From the moment you get a credit card and a mobile phone...
...and all those things that make life easier...
...for people with money. But that's how they get in that system.
George Orwell spoke of Big Brother.
But now we see lots of Little Sisters.
Little sisters with little eyes, that aren't controlled centrally...
...but are in mutual harmony...
...and form the driving force behind the technologisation of migration policy.
Big Brother gave the illusion of an evil genius...
...in the technology that controls citizens.
But this situation of surveillance...
...with a network of little eyes throughout society...
...that track and connect all kinds of information...
...has undermined this central plan.
Technology now offers certain possibilities...
...that are eagerly adopted by governments...
...if it helps them control people's freedom of movement.
This hunger for information, the more you collect, the more you want.

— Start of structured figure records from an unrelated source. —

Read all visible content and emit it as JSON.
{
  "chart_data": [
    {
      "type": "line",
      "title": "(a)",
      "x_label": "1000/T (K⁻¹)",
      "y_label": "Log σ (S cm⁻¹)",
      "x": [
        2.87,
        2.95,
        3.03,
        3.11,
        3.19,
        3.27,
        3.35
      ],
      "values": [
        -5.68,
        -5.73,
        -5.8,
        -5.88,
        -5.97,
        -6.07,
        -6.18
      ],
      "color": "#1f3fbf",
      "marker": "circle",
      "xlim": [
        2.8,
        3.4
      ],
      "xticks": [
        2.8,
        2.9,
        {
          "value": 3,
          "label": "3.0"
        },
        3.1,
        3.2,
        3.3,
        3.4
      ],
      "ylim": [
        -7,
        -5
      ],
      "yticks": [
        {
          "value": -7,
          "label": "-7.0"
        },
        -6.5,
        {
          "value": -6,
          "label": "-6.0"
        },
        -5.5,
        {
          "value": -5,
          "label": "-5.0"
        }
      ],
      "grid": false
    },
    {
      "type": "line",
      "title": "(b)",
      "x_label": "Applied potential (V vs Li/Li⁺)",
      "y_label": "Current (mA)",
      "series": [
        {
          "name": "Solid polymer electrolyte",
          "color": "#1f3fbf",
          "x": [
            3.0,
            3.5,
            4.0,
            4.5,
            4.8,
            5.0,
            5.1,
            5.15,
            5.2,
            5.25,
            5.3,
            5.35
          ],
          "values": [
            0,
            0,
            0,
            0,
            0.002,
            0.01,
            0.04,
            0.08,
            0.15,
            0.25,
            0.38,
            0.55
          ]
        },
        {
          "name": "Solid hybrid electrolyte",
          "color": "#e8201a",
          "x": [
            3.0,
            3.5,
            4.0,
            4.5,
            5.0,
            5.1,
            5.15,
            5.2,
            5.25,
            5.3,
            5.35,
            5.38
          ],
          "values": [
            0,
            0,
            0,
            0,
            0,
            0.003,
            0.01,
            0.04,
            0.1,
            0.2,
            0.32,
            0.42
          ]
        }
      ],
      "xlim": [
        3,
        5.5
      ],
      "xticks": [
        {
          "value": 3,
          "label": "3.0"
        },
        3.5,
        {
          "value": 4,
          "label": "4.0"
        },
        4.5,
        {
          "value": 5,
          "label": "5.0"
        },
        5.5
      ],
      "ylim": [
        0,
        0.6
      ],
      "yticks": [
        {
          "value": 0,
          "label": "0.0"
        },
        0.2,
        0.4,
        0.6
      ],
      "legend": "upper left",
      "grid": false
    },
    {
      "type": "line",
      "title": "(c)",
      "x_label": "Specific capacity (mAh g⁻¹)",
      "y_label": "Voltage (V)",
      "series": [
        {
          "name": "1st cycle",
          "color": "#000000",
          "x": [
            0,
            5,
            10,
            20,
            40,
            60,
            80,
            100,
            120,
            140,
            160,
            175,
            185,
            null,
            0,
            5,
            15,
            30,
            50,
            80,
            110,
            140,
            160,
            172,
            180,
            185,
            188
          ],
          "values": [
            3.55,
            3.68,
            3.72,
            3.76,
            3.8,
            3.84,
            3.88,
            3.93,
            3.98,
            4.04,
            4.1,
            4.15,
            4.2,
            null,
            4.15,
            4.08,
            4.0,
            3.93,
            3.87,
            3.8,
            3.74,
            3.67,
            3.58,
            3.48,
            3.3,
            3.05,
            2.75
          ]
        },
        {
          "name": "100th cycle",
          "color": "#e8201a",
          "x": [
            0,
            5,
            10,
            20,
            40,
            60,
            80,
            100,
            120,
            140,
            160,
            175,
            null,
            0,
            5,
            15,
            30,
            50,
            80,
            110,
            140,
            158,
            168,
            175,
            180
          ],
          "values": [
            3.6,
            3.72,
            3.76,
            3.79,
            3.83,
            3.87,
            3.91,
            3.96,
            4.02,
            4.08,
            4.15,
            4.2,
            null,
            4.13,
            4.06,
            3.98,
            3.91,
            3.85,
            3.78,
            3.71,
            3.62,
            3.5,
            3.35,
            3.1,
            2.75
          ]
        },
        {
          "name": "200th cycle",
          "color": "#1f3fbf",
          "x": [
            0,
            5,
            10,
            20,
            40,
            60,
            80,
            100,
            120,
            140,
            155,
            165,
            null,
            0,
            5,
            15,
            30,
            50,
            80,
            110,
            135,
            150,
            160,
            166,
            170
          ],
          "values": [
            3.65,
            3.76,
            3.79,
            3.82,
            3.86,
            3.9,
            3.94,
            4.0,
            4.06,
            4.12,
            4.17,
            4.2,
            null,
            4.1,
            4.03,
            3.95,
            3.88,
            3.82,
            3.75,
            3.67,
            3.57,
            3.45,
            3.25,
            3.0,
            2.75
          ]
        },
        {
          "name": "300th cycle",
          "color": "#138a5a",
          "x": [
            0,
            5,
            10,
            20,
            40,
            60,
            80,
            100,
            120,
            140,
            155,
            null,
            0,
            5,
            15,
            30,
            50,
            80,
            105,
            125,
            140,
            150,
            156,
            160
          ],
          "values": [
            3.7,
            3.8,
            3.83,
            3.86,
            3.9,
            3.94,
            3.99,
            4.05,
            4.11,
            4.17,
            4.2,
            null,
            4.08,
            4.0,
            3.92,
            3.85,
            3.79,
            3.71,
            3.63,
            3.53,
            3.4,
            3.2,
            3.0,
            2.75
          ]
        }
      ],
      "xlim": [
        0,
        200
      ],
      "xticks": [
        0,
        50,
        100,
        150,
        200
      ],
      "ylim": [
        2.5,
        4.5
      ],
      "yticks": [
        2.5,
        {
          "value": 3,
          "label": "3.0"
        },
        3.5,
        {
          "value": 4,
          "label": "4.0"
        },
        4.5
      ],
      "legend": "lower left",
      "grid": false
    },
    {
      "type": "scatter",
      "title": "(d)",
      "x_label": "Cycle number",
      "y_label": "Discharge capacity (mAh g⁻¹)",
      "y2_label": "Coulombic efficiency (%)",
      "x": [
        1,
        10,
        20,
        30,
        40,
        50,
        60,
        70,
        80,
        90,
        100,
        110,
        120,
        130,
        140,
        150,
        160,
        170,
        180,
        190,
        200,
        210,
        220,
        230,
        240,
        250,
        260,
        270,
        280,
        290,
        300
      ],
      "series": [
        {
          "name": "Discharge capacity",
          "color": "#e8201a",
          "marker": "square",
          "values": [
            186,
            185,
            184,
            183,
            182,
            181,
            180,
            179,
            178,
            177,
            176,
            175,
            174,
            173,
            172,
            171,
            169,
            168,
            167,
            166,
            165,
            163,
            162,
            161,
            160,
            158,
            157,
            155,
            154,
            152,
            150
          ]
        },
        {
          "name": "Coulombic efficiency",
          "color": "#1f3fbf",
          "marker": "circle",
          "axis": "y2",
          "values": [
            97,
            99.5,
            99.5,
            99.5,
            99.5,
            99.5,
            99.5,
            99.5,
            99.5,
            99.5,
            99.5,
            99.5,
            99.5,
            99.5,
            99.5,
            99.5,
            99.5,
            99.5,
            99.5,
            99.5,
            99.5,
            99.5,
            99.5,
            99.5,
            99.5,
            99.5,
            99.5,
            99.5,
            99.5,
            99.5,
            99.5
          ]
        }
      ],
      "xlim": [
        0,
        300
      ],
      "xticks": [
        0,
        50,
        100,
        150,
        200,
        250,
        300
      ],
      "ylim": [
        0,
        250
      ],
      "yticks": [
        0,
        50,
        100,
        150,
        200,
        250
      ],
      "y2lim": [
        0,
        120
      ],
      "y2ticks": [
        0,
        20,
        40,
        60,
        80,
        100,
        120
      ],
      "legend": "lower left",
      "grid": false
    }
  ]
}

Psychologically, you can't bear it...
...to see this information come by and not grab it.
For some people at intelligence services...
...weekends are hell.
You can't collect information, you're missing it.
You know it's there... - Yes, but it's the weekend and...
I'm exaggerating a bit, but it's a common event...
...that people want to know more and more. Because it could be that person...
Another problem is that the computer software used for these systems...
...is largely opaque.
So when you or I, travellers or foreigners...
...are confronted with an unacceptable decision...
...or something that, in your mind, needs to be rectified...
...it's very hard to verify how that decision was made...
...and to have it corrected.
Once I'm on the 'red' list it becomes hard to get off it?
First of all, it'll be hard to verify that you're on the 'red' list at all...
...let alone find out why.
That's a problem for you, and potentially for everyone...
...as well as the lawyers who could possibly help you...
...prove your stay somewhere is lawful.
You don't know why you're on the 'red' list?
No, that is unclear.
Smart borders are the ideal outcome of this project...
...regarding the circulation and non-circulation of people...
...based country of origin, but also their social class.
For example, Spain and Portugal...
...are now putting together the legal and economical framework...
...that would make it possible for non-Europeans to settle there...
...and receive a residence permit or even adopt their nationality.
It's aimed at foreigners who will invest money. Big sums of money.
So wealthy non-Europeans...
...can join the class of Europeans...
...or the citizens of other industrialised countries.
In a sense that will be the future of the definition of borders:
It's less about physical borders on a map...
...but about social, economic and racial boundaries.
There exists a worldwide apartheid...
...as a result of which some people are stuck in the country where they live...
...and others can travel as they please.
This discrepancy between people who can and can't travel freely...
...encourages both illegal migration...
...and the barriers against illegal migration...
...as well as the associated trafficking, and the deaths among migrants.
We thus live in a system that is being built worldwide...
...that makes a generally accepted distinction...
...between those who have the right to travel the earth...
...and those who don't.
From Libya to Italy, 23 hours.
30 ladies and 140 men and children.
One time at night there was a storm.
Tides. So many people.
There was no light on the ship.
You are afraid, as a human being.
The girls are afraid of the water.
It's dark, there are no lifeboats.
How much did you have to pay for the whole trip?
From Khartoum to Libya, through the Sahara desert, 1000 dollars.
For the ship it's... From Benghazi, 600 dollars.
1600 dollars.
And the boat is 1600 dollars.
3200 dollars.
That's a lot. - A lot of money.
What can you do?
Where do you want to go from here?
Our ambition is to go to Germany.
Yes, Germany.
England.
I want to go to England. Because I have to...
...continue my study.
You want to? - Continue my study.
What are you studying?
IT, computers.
IT, computer applications.
Computers, IT.
To get a degree in our country.
And where do you want to go?
I need to go to Germany.
Why Germany? - I need to work, I need to support myself.